I should have deleted the voicemail within a day. But I kept it for one important reason.
The feeling of being told “no” causes an internal sinking. The handful of cheery butterflies that used to flutter within the walls of your stomach turn into a pound of rocks. Your hands might get clammy, you might feel dizzy, you might feel the need to cry. You’ve spent all this time preparing for interviews just to be told “Sorry, we’re not interested anymore.” And even worse, you’ve also spent a lot of time imagining what life would be like in that role and at that company. It’s hard to fathom the new reality of your situation because you’ve been living in this dream state. I turned to stone when I heard that voicemail – I couldn’t even manage to cry until an hour later.
How do you overcome rejection?
Short answer: react in the way that’s best for you.
Long answer: remember that brighter horizons are on the way.
In the moments following a rejection, let your body react in the way that it wants to. Cry if you’re a crier, yell if you’re a yeller, vent if you’re a venter. Feeling angry, sad, confused, or dejected are normal responses.
But how you choose to process that energy is also important. Keep in mind your worth. Even though this company isn’t further reviewing your application, it doesn’t mean you should think less of yourself. They might be looking for a different skillset or a different personality – but that’s just them. Let them hire someone else – and free yourself. You are still you: highly motivated, highly qualified, intelligent, confident, and courageous. You want to get hired by a company who sees that. So keep looking, keep searching. In some ways, the companies who say “no” to you are making your work as a job-seeker easier. You can cross them off your list in the same way that they crossed you off.
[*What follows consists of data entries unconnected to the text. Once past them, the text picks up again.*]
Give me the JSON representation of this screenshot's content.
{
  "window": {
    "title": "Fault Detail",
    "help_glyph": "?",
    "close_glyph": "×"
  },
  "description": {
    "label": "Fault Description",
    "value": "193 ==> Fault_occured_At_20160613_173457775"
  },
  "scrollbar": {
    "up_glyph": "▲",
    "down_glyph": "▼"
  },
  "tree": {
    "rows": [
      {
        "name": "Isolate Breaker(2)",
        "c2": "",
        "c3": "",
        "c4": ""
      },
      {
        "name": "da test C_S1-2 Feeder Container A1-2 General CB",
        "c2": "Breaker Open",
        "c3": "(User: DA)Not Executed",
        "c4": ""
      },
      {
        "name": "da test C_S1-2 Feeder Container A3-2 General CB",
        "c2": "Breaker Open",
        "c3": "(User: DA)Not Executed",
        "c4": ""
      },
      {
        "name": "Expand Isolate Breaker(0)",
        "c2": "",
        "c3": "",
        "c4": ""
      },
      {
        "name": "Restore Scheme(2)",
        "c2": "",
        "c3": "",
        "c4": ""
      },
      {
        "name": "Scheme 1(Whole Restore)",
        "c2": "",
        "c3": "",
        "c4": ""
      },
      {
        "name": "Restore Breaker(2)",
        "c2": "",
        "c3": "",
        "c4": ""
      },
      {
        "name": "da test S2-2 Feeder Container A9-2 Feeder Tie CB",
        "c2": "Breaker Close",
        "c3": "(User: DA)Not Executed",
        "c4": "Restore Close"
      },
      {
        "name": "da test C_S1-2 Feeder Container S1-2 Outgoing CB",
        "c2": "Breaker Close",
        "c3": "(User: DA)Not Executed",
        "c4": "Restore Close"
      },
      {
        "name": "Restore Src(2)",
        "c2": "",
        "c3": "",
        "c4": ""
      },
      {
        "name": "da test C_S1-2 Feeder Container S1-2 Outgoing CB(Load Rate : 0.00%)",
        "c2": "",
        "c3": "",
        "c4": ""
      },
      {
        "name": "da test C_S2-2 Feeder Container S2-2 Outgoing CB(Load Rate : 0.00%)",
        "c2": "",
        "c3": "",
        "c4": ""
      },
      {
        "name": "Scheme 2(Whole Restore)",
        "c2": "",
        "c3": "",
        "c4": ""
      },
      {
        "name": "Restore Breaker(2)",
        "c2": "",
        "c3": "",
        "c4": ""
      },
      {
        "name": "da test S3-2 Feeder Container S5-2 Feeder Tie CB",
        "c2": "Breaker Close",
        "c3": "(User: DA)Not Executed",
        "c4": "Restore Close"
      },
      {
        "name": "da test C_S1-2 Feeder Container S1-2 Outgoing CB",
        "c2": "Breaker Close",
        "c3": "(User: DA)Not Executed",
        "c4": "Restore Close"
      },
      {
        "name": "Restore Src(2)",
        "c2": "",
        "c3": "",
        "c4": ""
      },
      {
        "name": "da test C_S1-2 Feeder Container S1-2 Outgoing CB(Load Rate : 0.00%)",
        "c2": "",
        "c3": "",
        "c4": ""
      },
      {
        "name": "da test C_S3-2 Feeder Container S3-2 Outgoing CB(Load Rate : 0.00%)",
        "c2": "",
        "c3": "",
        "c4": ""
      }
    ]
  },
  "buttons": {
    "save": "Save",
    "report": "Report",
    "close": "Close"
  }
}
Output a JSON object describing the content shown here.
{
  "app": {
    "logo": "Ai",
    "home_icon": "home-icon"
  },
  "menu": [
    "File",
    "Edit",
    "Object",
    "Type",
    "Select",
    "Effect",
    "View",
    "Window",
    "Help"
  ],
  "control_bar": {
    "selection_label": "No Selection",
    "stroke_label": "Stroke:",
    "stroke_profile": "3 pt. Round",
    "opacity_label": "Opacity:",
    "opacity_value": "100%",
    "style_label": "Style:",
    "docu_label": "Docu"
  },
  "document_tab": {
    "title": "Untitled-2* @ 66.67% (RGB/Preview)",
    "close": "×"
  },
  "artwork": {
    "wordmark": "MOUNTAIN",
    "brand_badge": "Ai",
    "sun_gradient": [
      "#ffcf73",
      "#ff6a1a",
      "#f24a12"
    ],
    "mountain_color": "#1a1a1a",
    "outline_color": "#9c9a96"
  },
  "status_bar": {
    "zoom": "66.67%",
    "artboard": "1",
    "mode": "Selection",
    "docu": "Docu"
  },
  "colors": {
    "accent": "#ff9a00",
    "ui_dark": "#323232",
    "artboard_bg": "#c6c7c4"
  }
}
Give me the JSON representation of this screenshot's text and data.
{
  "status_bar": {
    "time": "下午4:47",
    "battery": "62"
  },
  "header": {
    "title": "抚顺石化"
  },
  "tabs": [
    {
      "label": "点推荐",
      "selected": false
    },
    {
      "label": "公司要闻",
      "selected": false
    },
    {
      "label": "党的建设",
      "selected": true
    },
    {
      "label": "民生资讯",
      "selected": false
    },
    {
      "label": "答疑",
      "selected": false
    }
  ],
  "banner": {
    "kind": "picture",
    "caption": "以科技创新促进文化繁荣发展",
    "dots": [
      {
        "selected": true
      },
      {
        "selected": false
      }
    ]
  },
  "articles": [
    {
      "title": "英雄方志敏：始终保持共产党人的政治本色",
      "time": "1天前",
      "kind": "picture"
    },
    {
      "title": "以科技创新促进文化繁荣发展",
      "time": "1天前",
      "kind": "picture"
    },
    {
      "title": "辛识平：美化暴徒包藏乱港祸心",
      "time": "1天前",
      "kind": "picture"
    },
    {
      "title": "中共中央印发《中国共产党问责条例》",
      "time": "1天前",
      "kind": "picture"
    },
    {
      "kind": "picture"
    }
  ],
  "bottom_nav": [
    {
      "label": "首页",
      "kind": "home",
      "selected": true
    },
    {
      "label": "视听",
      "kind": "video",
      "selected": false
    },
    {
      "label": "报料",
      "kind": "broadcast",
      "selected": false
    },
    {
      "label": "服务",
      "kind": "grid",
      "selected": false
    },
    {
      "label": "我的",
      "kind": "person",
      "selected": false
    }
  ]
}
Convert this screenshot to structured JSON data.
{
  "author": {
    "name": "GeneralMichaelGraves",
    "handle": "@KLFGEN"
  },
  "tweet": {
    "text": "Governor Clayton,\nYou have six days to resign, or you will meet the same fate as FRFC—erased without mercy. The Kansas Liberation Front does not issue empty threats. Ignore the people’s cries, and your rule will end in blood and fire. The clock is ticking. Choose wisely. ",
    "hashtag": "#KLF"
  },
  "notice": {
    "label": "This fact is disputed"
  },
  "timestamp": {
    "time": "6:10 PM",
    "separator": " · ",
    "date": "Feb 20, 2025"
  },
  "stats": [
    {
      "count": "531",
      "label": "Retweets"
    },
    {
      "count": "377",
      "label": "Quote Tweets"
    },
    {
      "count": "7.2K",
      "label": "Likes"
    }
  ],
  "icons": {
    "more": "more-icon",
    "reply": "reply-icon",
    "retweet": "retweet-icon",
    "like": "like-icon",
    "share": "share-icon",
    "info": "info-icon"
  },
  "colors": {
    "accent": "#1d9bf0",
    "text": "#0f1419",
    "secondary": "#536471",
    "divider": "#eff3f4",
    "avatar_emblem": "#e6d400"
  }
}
Except you can choose to go anywhere, when they can only choose from one single applicant pool.
As cliché as this sounds, keeping your head up and your mind strong are the best ways to oversee a minor setback. Because a job rejection is just that – a minor setback. It’s nothing life-ending, nothing catastrophic. Life will go on and you will move past it. The world has bigger and better things that better match what you want, anyway. So I thank the companies that rejected me. Even though I certainly don’t listen to that voicemail anymore, keeping it on my phone was humbling. And it was also motivating. Yes, you said “no” to me, but that’s your loss. I’m still me and I’m still great and I’ll keep searching. To my fellow rejects, both current and future, let’s persevere.